You’ve practiced over and over again what to say in your job interview — but did you know that there are also things you absolutely shouldn’t say? Here’s a list of top things you should avoid saying:
“I don’t like my job.” In most cases, the position you’re interviewing for will build on your current position and have a lot of similarities. And since a hiring manager is looking for candidates who are enthusiastic and engaged, saying this will definitely set you off on the wrong foot.
“I use IDE to debug the source code for…” Unless the interviewer shares your area of expertise, his or her eyes are going to start glazing over when you start using jargon. Instead, explain what you do in a manner that non-experts can understand, too.
“My current employer doesn’t have a good strategy.” You should never, ever say anything negative about any current or previous employer. It’s not only unprofessional; it also shows that you’re quick to judge situations you might not fully understand.
“I have to take this call.” According to the article “10 things not to say in a job interview” in The Guardian, a lot of candidates think it’s okay to take a call or respond to a text or email. To be clear: This is never acceptable. Always give the interviewer your undivided attention. Those voicemails, text messages and emails will still be there when the interview is over.
“I don’t know.” Although honesty is always the best policy, it’s best to avoid these three words. Take your time thinking about the answer. If you still can’t find a way to respond, try to find a different way to answer the question, for example by asking the interviewer to expand on the question so you get some more context.
“I’m awesome at….” While it’s good to be confident, arrogance isn’t a trait that hiring managers are looking for. They want candidates who are competent and good team players.

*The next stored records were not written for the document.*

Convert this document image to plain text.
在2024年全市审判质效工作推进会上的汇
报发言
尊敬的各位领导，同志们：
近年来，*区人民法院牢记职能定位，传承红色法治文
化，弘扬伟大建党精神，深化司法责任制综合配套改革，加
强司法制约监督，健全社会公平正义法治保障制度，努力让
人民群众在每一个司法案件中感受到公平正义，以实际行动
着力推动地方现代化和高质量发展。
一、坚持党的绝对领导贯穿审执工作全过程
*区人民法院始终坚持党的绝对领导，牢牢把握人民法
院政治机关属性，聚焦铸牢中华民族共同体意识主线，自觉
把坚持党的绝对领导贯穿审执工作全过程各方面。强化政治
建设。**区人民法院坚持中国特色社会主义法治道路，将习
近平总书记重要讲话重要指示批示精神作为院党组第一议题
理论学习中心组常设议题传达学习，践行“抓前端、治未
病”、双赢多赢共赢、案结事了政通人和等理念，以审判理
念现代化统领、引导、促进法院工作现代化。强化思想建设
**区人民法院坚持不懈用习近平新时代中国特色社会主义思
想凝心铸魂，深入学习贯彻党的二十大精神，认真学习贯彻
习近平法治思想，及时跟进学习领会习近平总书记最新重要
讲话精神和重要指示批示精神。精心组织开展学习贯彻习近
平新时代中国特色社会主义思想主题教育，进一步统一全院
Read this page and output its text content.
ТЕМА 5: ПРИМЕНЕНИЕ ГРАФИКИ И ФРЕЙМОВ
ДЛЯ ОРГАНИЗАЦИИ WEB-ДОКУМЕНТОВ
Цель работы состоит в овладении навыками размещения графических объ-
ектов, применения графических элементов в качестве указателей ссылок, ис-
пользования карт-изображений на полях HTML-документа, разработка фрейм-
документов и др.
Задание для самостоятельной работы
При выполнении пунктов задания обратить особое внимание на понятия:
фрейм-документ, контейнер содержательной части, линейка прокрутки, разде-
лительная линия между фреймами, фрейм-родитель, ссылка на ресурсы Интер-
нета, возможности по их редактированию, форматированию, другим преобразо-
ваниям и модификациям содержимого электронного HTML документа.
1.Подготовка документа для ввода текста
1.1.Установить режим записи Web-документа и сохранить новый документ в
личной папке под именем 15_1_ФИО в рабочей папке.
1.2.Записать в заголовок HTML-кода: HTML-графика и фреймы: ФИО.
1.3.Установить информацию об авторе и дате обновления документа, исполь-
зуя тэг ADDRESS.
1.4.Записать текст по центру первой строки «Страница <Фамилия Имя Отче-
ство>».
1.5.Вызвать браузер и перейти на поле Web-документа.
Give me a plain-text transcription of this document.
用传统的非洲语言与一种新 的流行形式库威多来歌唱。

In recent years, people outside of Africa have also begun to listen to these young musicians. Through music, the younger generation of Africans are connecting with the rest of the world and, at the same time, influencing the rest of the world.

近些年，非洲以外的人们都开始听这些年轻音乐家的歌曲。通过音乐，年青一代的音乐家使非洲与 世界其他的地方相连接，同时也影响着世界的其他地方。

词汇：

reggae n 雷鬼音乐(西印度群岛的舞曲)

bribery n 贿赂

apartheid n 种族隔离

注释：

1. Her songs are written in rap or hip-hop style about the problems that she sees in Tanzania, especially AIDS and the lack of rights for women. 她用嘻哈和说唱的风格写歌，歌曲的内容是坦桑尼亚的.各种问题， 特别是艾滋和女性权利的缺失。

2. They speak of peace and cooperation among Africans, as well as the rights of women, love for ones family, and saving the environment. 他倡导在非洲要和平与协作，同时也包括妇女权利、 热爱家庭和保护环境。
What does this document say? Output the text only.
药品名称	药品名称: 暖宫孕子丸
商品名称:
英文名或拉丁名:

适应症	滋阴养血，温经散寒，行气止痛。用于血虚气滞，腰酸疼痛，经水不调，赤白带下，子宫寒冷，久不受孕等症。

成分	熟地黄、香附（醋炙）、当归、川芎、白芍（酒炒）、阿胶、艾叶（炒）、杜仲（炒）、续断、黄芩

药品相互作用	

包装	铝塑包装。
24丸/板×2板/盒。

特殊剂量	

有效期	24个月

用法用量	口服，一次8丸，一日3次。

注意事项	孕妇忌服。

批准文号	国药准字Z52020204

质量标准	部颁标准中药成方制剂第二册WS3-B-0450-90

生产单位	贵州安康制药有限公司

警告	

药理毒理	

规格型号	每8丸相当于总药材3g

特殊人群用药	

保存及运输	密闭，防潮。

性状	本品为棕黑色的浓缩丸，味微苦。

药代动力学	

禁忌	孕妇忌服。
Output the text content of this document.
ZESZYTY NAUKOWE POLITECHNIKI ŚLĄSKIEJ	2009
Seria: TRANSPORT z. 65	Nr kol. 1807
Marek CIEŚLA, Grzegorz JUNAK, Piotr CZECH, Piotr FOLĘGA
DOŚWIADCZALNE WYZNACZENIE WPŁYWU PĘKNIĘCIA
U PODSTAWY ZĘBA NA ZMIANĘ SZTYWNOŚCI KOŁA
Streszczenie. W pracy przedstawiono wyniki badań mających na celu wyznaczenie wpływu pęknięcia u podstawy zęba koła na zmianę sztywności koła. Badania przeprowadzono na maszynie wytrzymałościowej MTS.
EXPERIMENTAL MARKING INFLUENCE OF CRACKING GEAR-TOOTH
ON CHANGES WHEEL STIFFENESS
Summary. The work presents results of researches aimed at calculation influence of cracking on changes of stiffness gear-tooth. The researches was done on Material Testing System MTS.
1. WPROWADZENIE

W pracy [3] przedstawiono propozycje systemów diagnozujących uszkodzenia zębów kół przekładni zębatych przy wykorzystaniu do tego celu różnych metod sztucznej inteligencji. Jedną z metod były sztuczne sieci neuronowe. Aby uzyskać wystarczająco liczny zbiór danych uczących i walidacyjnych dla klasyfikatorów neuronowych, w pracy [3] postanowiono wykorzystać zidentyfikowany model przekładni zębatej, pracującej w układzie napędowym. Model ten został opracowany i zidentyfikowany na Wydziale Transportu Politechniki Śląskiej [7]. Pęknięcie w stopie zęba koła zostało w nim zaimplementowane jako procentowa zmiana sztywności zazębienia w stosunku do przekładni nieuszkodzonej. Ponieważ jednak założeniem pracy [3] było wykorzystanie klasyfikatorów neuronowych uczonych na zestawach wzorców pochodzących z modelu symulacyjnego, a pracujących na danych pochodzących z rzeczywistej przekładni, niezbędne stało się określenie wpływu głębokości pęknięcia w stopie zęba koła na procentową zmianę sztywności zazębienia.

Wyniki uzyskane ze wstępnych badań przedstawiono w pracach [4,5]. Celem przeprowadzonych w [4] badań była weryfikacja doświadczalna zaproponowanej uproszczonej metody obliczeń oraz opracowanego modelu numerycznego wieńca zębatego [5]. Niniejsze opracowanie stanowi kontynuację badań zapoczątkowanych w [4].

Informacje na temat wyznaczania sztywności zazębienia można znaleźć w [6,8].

“No, I don’t have any questions for you.” As Lillian Childress points out in the Glassdoorarticle “11 Things to Never Say in a Job Interview,” the questions you ask are almost as important as the answers you give, since they demonstrate your interest in the position, the growth potential, the company’s mission, and so on.
As a rule of thumb, it’s wise to never say anything that might come across as negative, ignorant or arrogant during an interview. If you make sure that you can speak about your skills and experience, have done your homework on the company and the role, and are respectful and professional at all times, you stand a good chance on making the right impression on the hiring manager — and as a result, landing the job you want.